Erste Phase der Assimilation erfolgreich abgeschlossen, tät ich sagen!

(gesendet am 12. November 2007)

Olá todos!

Heut gibt's den Newsletter wieder pünktlich am Montag, auch wenn in der letzten Woche nicht ganz so viel los war, über das zu schreiben es sich lohnen würde. Macht nix; es gibt genügend Füllworte im Deutschen, und im Vorgriff auf meine Dissertation kann ich ja hier schonmal üben, Texte aufzublähen. ;-)

Das allerwichtigste Ereignis zuerst: Ich hab rausgefunden, was bacalhau auf Deutsch heißt! Lacht mich nicht aus, aber ich hab das echt nicht gewußt bis jetzt, und das englische Wort "codfish" läßt halt so gar nix anklingeln bei mir. Jedenfalls hat sich rausgestellt, daß der Fisch, den die Portugiesen (und ich übrigens auch) so lieben, schlicht und einfach Kabeljau ist. Jetzt fragt mich nicht, warum der hier so umwerfend gut schmeckt, aber das ist auf alle Fälle was völlig anderes als in der Heimat.

Die zweite Übersetzung gleich hinterher, und diesmal was zum Schmunzeln: Die Ladenkette, bei der ich am liebsten einkaufe, die heißt Pingo Doce. Und weil ich mich letzte Woche gewundert hab, warum, wenn ich "marmelada" einkaufe, da immer Quittengelee drin ist, hab ich mal ins Lexikon reingeschaut. Jetzt ist es halt tatsächlich so, daß marmelada übersetzt Quittenmarmelade heißt -- ganz wie in England, nur daß halt da "marmelade" für Orangenmarmelade steht. Sowas. Aber das ist jetzt eigentlich nicht das zum Schmunzeln gewesen. Zum Schmunzeln ist, daß ich dann natürlich wissen wollte, was so für das "normale" deutsche Wort "Marmelade" steht, und das ist doce.

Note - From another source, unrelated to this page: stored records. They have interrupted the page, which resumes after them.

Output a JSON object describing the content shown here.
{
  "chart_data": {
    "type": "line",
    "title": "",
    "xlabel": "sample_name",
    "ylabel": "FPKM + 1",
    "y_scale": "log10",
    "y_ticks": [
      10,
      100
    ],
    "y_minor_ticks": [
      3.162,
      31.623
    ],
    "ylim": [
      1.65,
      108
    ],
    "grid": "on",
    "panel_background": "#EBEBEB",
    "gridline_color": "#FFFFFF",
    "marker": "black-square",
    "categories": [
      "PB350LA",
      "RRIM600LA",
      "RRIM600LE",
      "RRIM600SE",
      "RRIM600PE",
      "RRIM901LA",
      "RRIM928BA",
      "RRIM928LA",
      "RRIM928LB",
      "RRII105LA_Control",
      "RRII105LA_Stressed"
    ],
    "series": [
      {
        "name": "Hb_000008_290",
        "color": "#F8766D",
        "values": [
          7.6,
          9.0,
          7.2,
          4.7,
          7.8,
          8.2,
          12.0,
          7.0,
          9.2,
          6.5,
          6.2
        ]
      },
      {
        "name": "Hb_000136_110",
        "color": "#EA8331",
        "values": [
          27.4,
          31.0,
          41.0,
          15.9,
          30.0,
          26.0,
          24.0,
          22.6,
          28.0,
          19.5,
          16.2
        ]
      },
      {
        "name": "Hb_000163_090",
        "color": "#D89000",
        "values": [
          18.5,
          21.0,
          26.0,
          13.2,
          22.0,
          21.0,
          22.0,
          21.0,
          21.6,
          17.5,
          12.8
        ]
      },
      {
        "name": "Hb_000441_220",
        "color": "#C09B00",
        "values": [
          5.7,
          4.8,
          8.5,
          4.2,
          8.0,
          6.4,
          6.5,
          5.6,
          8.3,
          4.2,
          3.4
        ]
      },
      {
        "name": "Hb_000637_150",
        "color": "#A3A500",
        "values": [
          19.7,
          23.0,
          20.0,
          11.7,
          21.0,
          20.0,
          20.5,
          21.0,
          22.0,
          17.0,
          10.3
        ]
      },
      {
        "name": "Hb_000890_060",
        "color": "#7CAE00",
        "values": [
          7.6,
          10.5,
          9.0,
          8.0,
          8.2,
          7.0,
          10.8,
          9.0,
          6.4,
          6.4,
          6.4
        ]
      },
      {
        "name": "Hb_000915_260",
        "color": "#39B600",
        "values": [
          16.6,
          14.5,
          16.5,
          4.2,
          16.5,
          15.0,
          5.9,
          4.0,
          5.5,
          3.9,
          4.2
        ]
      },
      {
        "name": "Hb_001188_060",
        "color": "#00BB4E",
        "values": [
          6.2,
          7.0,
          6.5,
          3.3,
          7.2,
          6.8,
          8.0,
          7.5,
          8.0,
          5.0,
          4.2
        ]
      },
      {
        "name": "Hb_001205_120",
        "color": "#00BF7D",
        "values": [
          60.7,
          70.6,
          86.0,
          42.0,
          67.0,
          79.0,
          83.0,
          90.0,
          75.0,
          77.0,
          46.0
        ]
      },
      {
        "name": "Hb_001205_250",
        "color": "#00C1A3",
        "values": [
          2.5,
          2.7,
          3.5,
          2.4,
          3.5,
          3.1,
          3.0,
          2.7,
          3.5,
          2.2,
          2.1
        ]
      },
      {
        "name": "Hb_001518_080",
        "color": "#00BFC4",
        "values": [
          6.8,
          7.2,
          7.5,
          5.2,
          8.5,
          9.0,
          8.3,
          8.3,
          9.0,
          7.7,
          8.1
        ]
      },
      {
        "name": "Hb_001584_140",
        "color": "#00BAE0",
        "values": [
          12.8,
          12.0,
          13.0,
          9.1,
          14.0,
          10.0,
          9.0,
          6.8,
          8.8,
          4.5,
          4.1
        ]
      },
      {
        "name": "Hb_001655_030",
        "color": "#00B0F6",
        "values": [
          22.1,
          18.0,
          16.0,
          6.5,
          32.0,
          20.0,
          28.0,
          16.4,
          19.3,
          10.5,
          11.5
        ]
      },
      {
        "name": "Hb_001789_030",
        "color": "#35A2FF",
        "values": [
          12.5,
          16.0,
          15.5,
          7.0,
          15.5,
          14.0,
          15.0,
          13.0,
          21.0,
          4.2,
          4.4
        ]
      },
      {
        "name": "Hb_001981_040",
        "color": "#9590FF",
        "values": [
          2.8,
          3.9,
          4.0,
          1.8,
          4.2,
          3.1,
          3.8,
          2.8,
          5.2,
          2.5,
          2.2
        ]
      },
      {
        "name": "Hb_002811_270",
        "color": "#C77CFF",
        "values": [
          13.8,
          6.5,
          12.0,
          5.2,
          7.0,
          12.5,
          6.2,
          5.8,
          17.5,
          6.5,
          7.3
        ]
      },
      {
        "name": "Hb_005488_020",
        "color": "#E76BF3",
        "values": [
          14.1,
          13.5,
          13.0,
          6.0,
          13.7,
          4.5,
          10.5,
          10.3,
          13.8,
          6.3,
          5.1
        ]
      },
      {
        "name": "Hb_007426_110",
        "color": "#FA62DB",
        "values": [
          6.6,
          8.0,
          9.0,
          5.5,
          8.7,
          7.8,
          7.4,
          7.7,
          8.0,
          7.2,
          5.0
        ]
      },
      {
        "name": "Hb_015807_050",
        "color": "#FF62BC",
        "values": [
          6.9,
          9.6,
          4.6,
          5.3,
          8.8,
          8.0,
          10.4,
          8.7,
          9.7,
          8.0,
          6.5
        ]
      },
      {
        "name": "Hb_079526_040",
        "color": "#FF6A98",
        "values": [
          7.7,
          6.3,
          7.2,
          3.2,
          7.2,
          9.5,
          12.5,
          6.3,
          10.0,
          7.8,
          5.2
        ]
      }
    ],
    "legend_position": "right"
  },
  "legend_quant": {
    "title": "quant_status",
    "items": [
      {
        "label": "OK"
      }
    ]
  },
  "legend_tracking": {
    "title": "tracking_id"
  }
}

Und somit heißt diese Supermarktkette nichts anderes als etwa "ein Tropfen Marmelade"! *grins* Ich mag das; die sind echt kreativ, die Portugiesen. ;-)

Meine ersten Muffins hab ich gebacken, seit ich hier bin, und die waren in aller Munde -- erst wortwörtlich und dann hinterher auch nochmal, als das Lob nicht abgerissen ist. Nicht schlecht! Der Anlaß war eine Einladung bei Francesco, wo er uns, also seinen Bürokollegen und, soweit vorhanden, auch deren Frauen und Freundinnen, eine Lasagne aufgetischt hat, und ich hab mich halt dann freiwillig gemeldet, für die sobremesa zu sorgen, also die Nachspeise.

Dieses Wochenende dann war recht relaxed; ich hab mir vorgenommen, mal nicht zu arbeiten, und das auch eisern durchgezogen. Am Samstag hab ich alles zu Hause gelassen, sogar das Handy, und bin nach Cascais, um mich ein paar Stunden an den Strand zu legen. Das hab ich sehr genossen, und wenn mich auch irgendwann der Wind dann wieder nach Hause getrieben hat, so weiß ich doch, daß Euch als Leser aus dem kalten Mitteleuropa der Neid ins Gesicht geschrieben steht, wenn ich Euch sage, daß ich das natürlich nur mit der Badehose bekleidet gemacht hab. *grins* Am Sonntag war's dann ein bisserl frischer, aber immer noch warm genug, um im Jardim de Estrala zu sitzen und ein Buch zu lesen. So hab ich mein Wochenende vertrödelt, ganz ohne Sightseeing. Naja. Ist ja noch Zeit. ;-)

Recht viele Grüße aus Lissabon!

Euer Anderl

P.S.: Eine, eine einzige und winzigkleine Sache gibt es, die mir ein bißchen fehlt (jedenfalls, was das Wetter angeht): Der Schnee. Kaum zu glauben, ist aber so.